La recommandation officielle de ne boire que de l’eau bouillie ou embouteillée reste valable pour la plupart des expatriés, surtout en début d’installation.

Risques climatiques et catastrophes : l’autre dimension de la sécurité

Tuvalu est souvent cité comme symbole de la crise climatique. Ce n’est pas un slogan : le pays dispose d’environ 26 km² de terres émergées, à une altitude moyenne de 2 m au-dessus du niveau de la mer. Les projections indiquent que, d’ici 2050, la moitié de Funafuti pourrait connaître des inondations régulières par marées, et d’ici 2100, plus de 90 % des terres pourraient être submergées si les tendances actuelles se poursuivent.

Un archipel en première ligne du changement climatique

Les principales menaces identifiées par les études de vulnérabilité et de risques (CIVRA, évaluations climatiques, travaux de SPREP, CSIRO, etc.) sont claires :

cyclones tropicaux plus intenses, avec hausse probable de la fréquence des catégories 4 et 5 ;

marées de tempête et vagues de submersion (storm surges, king tides) provoquant inondations côtières, érosion des côtes, intrusion saline dans les sols et les nappes ;

sécheresses extrêmes plus fréquentes, bien que parfois plus courtes, mettant sous pression l’eau et l’agriculture ;

élévation du niveau de la mer (environ 15 cm en 30 ans autour de Tuvalu), aggravant l’impact des tempêtes et réduisant la surface habitable ;

chaleurs plus extrêmes et vagues de chaleur probables, amplifiant les risques sanitaires.
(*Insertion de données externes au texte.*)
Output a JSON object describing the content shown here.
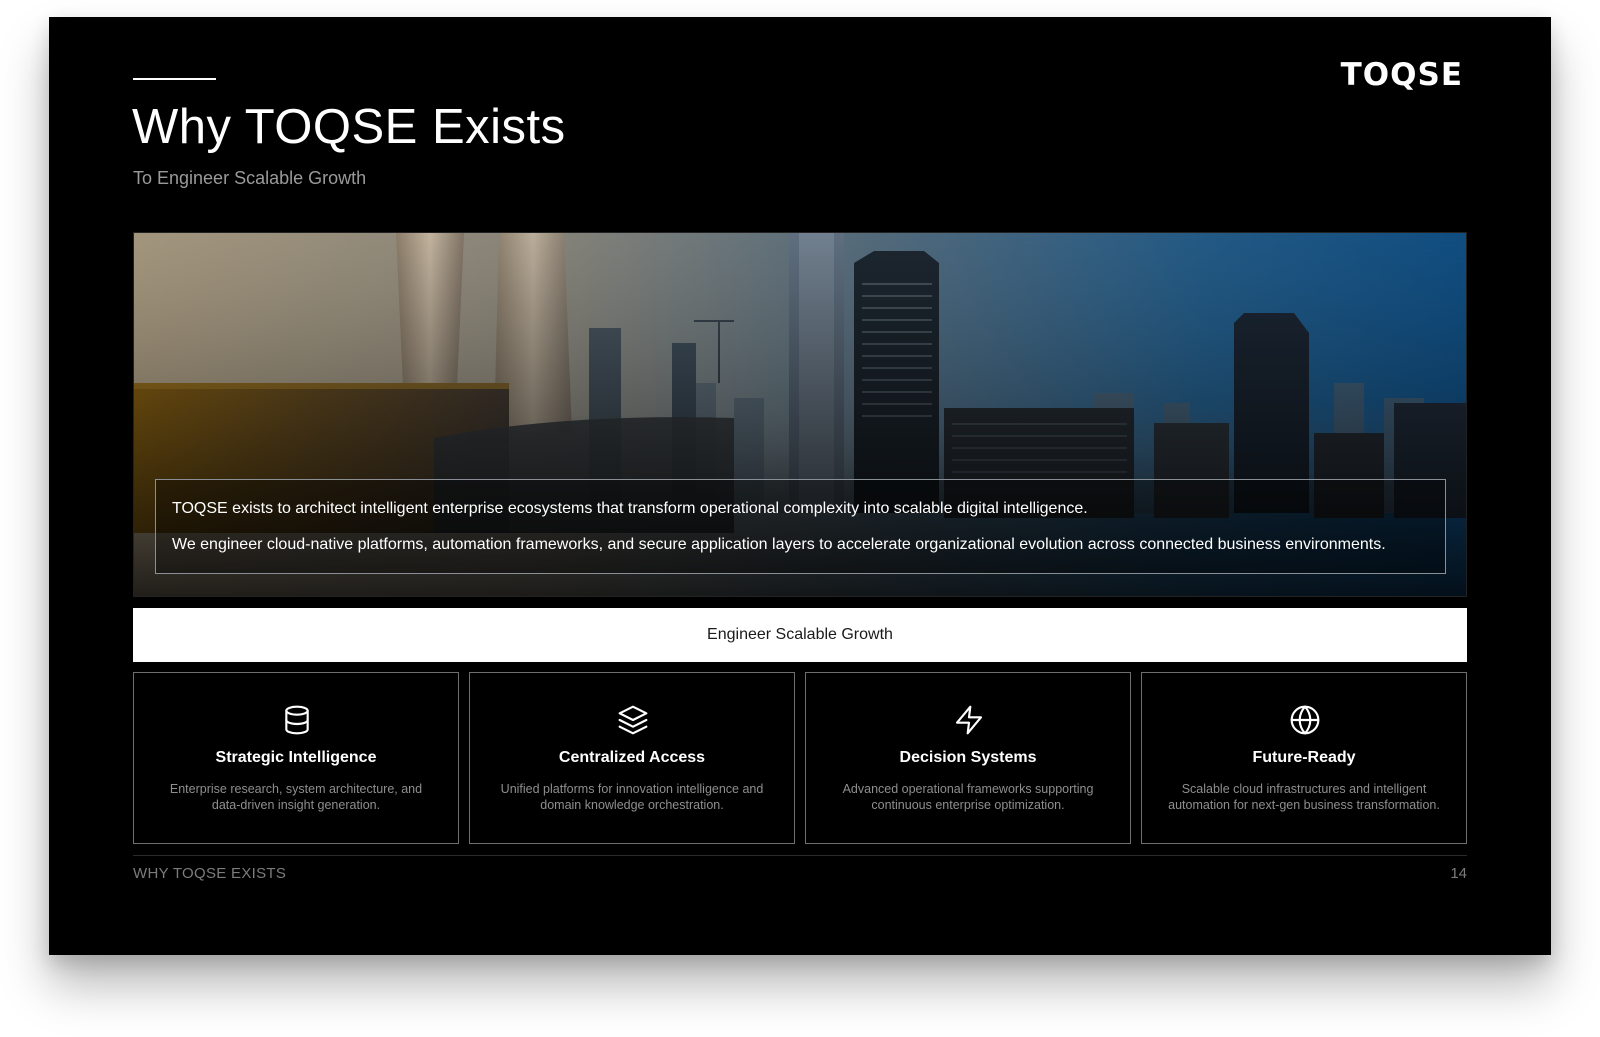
{
  "brand": {
    "logo": "TOQSE"
  },
  "header": {
    "title": "Why TOQSE Exists",
    "subtitle": "To Engineer Scalable Growth"
  },
  "hero": {
    "image": "city-skyline-photo",
    "lines": [
      "TOQSE exists to architect intelligent enterprise ecosystems that transform operational complexity into scalable digital intelligence.",
      "We engineer cloud-native platforms, automation frameworks, and secure application layers to accelerate organizational evolution across connected business environments."
    ]
  },
  "banner": {
    "label": "Engineer Scalable Growth"
  },
  "cards": [
    {
      "icon": "database-icon",
      "title": "Strategic Intelligence",
      "description": "Enterprise research, system architecture, and data-driven insight generation."
    },
    {
      "icon": "layers-icon",
      "title": "Centralized Access",
      "description": "Unified platforms for innovation intelligence and domain knowledge orchestration."
    },
    {
      "icon": "lightning-icon",
      "title": "Decision Systems",
      "description": "Advanced operational frameworks supporting continuous enterprise optimization."
    },
    {
      "icon": "globe-icon",
      "title": "Future-Ready",
      "description": "Scalable cloud infrastructures and intelligent automation for next-gen business transformation."
    }
  ],
  "footer": {
    "section": "WHY TOQSE EXISTS",
    "page_number": "14"
  },
  "colors": {
    "background": "#000000",
    "text": "#ffffff",
    "muted": "#8e8e8e",
    "banner": "#ffffff"
  }
}
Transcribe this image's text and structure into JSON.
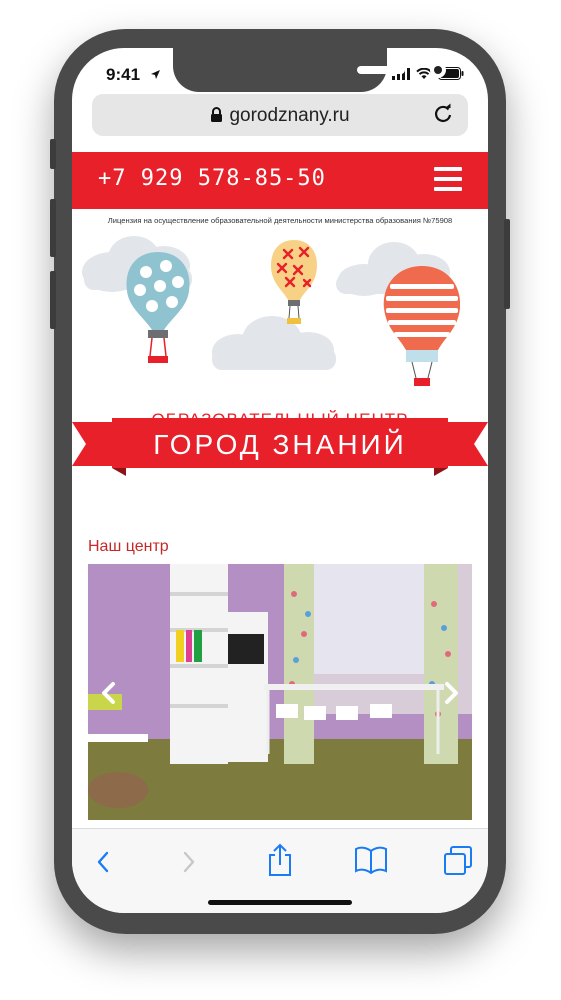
{
  "status": {
    "time": "9:41"
  },
  "browser": {
    "url": "gorodznany.ru"
  },
  "site": {
    "phone": "+7 929 578-85-50",
    "license": "Лицензия на осуществление образовательной деятельности министерства образования №75908",
    "subtitle": "ОБРАЗОВАТЕЛЬНЫЙ ЦЕНТР",
    "title": "ГОРОД ЗНАНИЙ",
    "section_title": "Наш центр"
  },
  "colors": {
    "accent": "#e8202a",
    "toolbar_icon": "#1a7cf5",
    "frame": "#4a4a4a"
  },
  "icons": {
    "status": [
      "location-arrow-icon",
      "signal-icon",
      "wifi-icon",
      "battery-icon"
    ],
    "toolbar": [
      "back-icon",
      "forward-icon",
      "share-icon",
      "bookmarks-icon",
      "tabs-icon"
    ],
    "carousel": [
      "chevron-left-icon",
      "chevron-right-icon"
    ]
  }
}
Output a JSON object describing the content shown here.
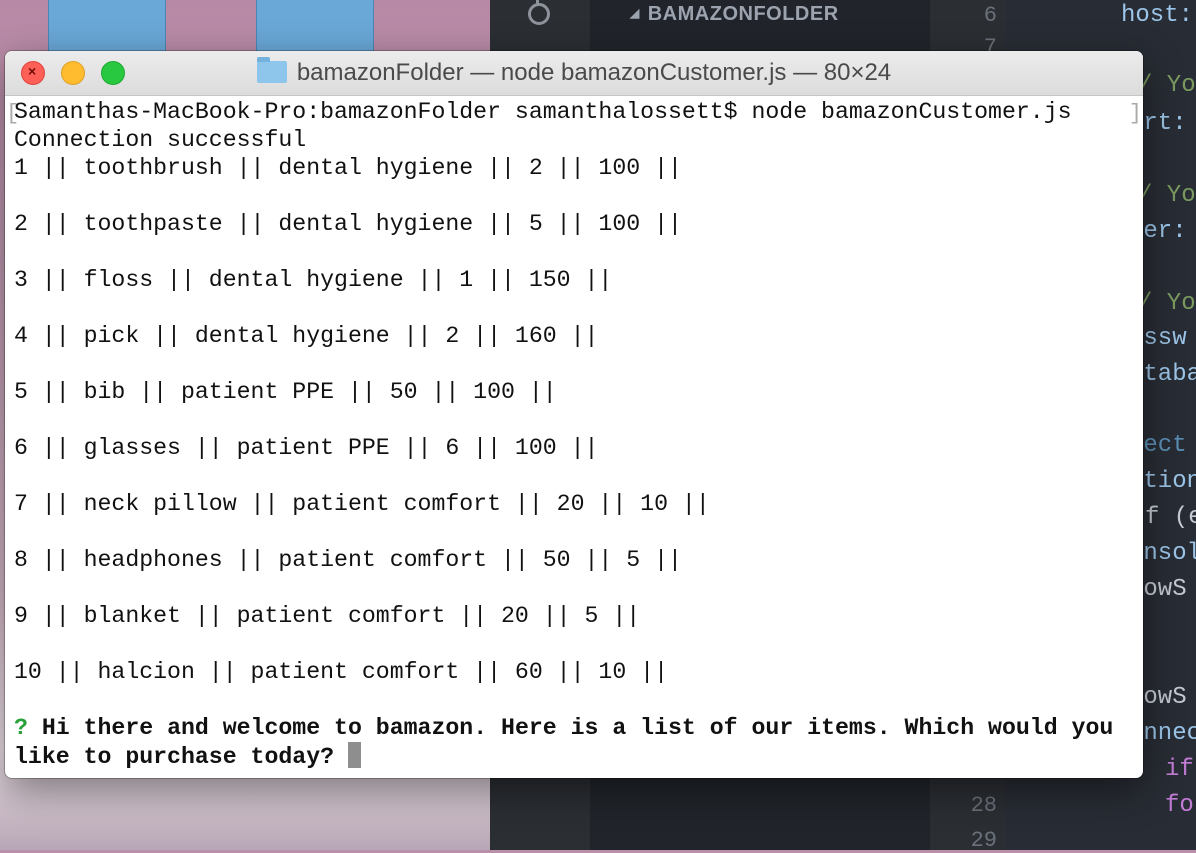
{
  "explorer": {
    "title": "BAMAZONFOLDER"
  },
  "editor": {
    "line_numbers": [
      "6",
      "7",
      "28",
      "29"
    ],
    "code_fragments": [
      "host:",
      "/ You",
      "ort:",
      "/ You",
      "ser:",
      "/ You",
      "assw",
      "ataba",
      "nect",
      "ction",
      "f (e",
      "onsol",
      "howS",
      "howS",
      "onnec",
      "if",
      "fo"
    ]
  },
  "terminal": {
    "title": "bamazonFolder — node bamazonCustomer.js — 80×24",
    "command_line": "Samanthas-MacBook-Pro:bamazonFolder samanthalossett$ node bamazonCustomer.js",
    "status": "Connection successful",
    "items": [
      "1 || toothbrush || dental hygiene || 2 || 100 ||",
      "2 || toothpaste || dental hygiene || 5 || 100 ||",
      "3 || floss || dental hygiene || 1 || 150 ||",
      "4 || pick || dental hygiene || 2 || 160 ||",
      "5 || bib || patient PPE || 50 || 100 ||",
      "6 || glasses || patient PPE || 6 || 100 ||",
      "7 || neck pillow || patient comfort || 20 || 10 ||",
      "8 || headphones || patient comfort || 50 || 5 ||",
      "9 || blanket || patient comfort || 20 || 5 ||",
      "10 || halcion || patient comfort || 60 || 10 ||"
    ],
    "prompt_symbol": "?",
    "prompt_line1": "Hi there and welcome to bamazon. Here is a list of our items. Which would you",
    "prompt_line2": "like to purchase today?"
  },
  "colors": {
    "close": "#fe5f57",
    "minimize": "#febc2e",
    "maximize": "#28c840",
    "prompt_symbol": "#2aa13b"
  }
}
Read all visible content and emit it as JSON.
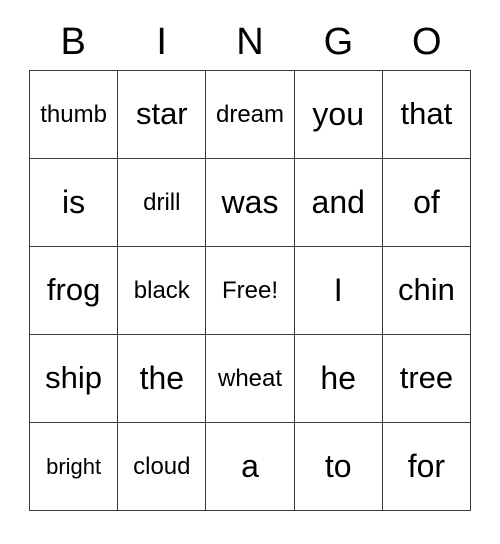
{
  "card": {
    "title": "BINGO",
    "headers": [
      "B",
      "I",
      "N",
      "G",
      "O"
    ],
    "free_space_label": "Free!",
    "free_space_position": {
      "row": 2,
      "column": 2
    },
    "colors": {
      "background": "#ffffff",
      "border": "#3a3a3a",
      "text": "#000000"
    },
    "grid": [
      [
        "thumb",
        "star",
        "dream",
        "you",
        "that"
      ],
      [
        "is",
        "drill",
        "was",
        "and",
        "of"
      ],
      [
        "frog",
        "black",
        "Free!",
        "I",
        "chin"
      ],
      [
        "ship",
        "the",
        "wheat",
        "he",
        "tree"
      ],
      [
        "bright",
        "cloud",
        "a",
        "to",
        "for"
      ]
    ]
  }
}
quart à un tiers du PIB national

Les dégâts du cyclone Pam en 2015 ont représenté entre un quart et un tiers du PIB du pays, affectant près de la moitié de la population.

Risques pour l’infrastructure et la vie quotidienne

Pour un expatrié, cela se traduit par deux types de risques majeurs :

– 1. Risque direct pour la sécurité physique

Inondations lors des grandes marées ou des cyclones, avec destruction potentielle de maisons, d’infrastructures, de routes.

– Exposition accrue aux vagues sur la côte océanique des atolls, en particulier les plages exposées côté océan, clairement déconseillées quand la mer est forte.

Chutes d’objets, débris emportés par le vent lors d’épisodes cycloniques.

Bon à savoir :

Les vols vers Funafuti sont rares et annulables selon la météo, entravant retours, évacuations et importations. L’accès à l’eau potable est menacé par des citernes endommagées, la pollution ou des dessalinisateurs en panne. Parmi les 56 centres d’évacuation, 24 risquent des inondations cycloniques quinquennales. Les cultures de pulaka subissent la salinisation, les rendements baissent, les terres s’érodent et les stocks de poissons de récifs diminuent.

Les études classent le risque actuel sur la disponibilité de l’eau et sa qualité comme « majeur » : jusqu’à 70 % des habitants vivent sans capacité suffisante de collecte et de stockage pour tenir de longues périodes sèches. Ces risques sont jugés susceptibles de devenir extrêmes d’ici 2050.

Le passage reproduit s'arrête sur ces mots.